From Extracts, Describing the Ancient Manner of Placing the Kingdom in Military Array; The Various Modes of Defence Adopted for its Safety in Periods of Danger; and The Evidence of Foreigners as to the National Character and Personal Bravery of the English. Taken from Original State Papers of the Sixteenth Century Collected on the Continent, and hitherto Inedited. Anonymous [Rev. William Gunn], London: W. Bulmer and Co., 1803: pp. 14; 36.
RELATION of Michael Soriano, Ambassador from the Republic of Venice to his Catholic Majesty, 1562.
Incipit “Ma perchè in questi stati.”
OF all the western states of Europe, England is the most opulent and powerful; for though the ordinary43 revenue of the crown does not exceed 500,000 ducats, yet, by extraordinary means, it draws from the country, on urgent occasions, all that is sufficient for the purposes either of peace or war.

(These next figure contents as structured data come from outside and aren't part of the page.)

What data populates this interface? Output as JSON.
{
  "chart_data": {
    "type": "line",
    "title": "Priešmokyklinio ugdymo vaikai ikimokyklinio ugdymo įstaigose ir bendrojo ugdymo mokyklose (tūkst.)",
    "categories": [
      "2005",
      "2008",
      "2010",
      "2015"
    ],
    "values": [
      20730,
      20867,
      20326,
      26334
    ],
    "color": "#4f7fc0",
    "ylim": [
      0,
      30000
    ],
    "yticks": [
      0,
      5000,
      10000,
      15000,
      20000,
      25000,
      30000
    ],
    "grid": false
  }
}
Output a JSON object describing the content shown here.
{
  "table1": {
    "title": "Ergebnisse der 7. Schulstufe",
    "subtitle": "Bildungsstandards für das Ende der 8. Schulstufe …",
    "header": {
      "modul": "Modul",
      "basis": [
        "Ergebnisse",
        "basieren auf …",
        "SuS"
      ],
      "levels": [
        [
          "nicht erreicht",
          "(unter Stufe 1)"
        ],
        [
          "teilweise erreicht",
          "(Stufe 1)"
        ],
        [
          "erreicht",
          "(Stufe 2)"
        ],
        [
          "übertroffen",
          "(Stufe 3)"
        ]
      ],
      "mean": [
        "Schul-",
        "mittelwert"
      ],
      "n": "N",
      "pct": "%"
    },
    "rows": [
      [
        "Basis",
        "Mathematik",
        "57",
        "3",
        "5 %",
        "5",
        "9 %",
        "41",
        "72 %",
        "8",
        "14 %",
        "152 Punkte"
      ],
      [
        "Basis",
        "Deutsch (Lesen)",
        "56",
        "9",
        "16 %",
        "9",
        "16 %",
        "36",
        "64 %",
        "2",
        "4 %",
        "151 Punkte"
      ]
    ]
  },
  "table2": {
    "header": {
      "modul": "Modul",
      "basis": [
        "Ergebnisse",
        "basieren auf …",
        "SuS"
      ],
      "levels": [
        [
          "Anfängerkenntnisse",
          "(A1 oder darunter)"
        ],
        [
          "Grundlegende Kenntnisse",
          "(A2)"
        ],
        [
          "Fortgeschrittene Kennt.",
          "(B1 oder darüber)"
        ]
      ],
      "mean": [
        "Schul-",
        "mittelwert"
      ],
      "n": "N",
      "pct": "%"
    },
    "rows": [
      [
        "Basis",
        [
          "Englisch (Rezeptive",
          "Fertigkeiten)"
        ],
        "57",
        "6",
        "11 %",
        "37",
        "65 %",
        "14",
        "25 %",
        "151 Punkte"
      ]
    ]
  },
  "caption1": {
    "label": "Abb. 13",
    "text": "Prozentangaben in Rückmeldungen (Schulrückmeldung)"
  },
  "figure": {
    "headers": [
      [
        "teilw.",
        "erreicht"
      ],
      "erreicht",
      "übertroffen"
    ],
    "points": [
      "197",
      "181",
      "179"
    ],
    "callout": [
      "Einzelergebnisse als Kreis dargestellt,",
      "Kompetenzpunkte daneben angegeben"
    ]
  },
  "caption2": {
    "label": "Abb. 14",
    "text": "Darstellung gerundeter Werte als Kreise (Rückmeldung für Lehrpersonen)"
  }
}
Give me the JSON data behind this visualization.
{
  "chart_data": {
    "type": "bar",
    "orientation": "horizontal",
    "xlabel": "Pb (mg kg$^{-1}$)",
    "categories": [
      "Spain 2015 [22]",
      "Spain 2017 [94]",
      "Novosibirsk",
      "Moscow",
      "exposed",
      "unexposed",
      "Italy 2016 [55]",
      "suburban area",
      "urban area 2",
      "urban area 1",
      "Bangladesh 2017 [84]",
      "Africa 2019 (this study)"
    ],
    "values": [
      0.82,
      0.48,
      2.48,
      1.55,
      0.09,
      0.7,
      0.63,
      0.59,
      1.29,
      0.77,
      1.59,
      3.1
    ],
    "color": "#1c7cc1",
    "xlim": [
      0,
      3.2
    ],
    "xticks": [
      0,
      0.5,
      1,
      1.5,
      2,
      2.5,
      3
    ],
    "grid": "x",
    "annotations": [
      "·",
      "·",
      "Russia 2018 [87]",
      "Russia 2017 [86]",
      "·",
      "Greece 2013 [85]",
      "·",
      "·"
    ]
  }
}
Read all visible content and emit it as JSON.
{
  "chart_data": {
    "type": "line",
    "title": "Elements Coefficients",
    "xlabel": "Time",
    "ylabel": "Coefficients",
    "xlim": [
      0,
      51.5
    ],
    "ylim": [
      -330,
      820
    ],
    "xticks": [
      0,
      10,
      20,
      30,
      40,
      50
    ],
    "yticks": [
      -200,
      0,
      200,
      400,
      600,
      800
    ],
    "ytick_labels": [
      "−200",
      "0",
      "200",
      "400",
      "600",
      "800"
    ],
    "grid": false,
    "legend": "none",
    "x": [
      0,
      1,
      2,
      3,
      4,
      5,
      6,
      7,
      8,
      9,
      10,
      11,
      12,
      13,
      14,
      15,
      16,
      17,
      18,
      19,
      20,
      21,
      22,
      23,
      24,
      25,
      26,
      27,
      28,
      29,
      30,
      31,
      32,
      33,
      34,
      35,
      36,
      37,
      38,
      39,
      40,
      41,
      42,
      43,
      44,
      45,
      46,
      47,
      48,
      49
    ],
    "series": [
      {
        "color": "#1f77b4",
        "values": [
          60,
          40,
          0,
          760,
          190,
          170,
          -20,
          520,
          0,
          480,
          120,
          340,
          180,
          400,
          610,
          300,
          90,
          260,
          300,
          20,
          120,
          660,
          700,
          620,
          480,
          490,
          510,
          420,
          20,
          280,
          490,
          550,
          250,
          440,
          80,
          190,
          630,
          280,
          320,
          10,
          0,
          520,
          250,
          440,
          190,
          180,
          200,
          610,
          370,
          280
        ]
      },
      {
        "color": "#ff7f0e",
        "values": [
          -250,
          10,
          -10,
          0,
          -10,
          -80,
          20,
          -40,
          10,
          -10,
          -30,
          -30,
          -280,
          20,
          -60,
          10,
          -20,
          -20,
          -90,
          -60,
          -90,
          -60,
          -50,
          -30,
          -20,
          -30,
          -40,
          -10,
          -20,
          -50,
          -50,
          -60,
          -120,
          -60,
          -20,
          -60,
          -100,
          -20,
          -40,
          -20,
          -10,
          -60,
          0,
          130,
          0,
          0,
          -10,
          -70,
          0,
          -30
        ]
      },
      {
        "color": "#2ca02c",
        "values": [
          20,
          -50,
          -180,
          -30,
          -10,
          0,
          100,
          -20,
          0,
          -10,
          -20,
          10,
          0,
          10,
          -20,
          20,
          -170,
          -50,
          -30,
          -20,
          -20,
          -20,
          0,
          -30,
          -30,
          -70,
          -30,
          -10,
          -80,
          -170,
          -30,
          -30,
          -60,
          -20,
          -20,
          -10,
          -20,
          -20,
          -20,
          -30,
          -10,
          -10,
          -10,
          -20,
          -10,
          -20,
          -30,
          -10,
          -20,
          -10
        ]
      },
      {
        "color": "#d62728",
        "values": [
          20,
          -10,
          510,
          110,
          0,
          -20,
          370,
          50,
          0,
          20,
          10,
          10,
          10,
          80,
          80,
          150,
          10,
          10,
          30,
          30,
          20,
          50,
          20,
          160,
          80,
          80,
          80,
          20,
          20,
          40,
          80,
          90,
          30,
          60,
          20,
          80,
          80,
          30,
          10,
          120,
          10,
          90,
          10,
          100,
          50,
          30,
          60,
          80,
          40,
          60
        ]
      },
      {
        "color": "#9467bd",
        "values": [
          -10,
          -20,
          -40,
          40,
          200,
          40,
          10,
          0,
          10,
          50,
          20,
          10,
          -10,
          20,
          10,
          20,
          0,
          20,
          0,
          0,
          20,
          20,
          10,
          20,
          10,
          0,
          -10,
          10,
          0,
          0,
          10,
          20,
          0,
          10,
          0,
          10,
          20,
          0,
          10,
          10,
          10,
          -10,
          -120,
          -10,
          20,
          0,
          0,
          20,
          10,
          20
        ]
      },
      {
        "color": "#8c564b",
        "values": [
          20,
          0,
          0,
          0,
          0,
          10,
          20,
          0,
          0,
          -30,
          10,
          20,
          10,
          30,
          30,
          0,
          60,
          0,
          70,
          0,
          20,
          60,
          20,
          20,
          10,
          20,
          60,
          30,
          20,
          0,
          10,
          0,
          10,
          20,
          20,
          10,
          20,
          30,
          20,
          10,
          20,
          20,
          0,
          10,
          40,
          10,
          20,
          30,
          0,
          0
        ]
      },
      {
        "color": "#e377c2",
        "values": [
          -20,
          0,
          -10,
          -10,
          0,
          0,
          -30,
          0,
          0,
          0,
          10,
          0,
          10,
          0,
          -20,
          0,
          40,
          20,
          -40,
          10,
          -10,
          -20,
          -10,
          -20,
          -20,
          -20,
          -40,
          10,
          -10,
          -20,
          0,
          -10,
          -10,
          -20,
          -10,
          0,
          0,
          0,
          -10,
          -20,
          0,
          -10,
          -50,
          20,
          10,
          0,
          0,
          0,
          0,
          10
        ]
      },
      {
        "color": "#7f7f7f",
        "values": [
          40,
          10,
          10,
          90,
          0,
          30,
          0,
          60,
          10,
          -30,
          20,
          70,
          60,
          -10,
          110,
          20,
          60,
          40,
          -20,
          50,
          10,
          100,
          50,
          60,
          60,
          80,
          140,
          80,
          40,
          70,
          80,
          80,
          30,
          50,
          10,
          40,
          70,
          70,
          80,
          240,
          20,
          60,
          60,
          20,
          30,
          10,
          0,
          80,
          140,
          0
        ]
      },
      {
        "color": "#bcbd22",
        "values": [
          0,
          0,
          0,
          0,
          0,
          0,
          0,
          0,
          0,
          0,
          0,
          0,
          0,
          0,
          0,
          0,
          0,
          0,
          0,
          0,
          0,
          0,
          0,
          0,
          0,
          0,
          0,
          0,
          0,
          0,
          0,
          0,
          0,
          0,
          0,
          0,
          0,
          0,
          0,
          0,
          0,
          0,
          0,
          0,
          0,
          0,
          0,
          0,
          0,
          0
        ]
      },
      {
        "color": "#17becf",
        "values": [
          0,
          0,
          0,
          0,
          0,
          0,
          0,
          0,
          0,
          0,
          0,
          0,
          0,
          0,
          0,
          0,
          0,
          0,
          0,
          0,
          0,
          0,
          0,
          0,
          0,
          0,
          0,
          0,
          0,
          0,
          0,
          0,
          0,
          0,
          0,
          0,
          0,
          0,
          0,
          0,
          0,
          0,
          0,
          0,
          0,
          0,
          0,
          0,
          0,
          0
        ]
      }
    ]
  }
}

The strength of the kingdom is derived from its military and naval force, particularly from the latter, which is far superior to that of all the neighbouring states; and, from the advantages attached to its insular situation, it can act offensively against other nations, while itself escapes unhurt. But unfortunately, the effect of this superiority is greatly counteracted by the variable disposition of the people. The English are universally addicted to novelty and the love of change; willing to make the experiment of every thing to which their inclination leads them, they act, as if it were as easy to execute as to invent. This temper of mind accounts for the many plots and factions formed against the existing government, and which are unknown in other parts of the world.
43 In the year 1570, the annual profits of the kingdom arising from the Queen’s manors, lands, escheats, &c. were £188,197. (Anderson’s Commerce, Vol. II. p. 133.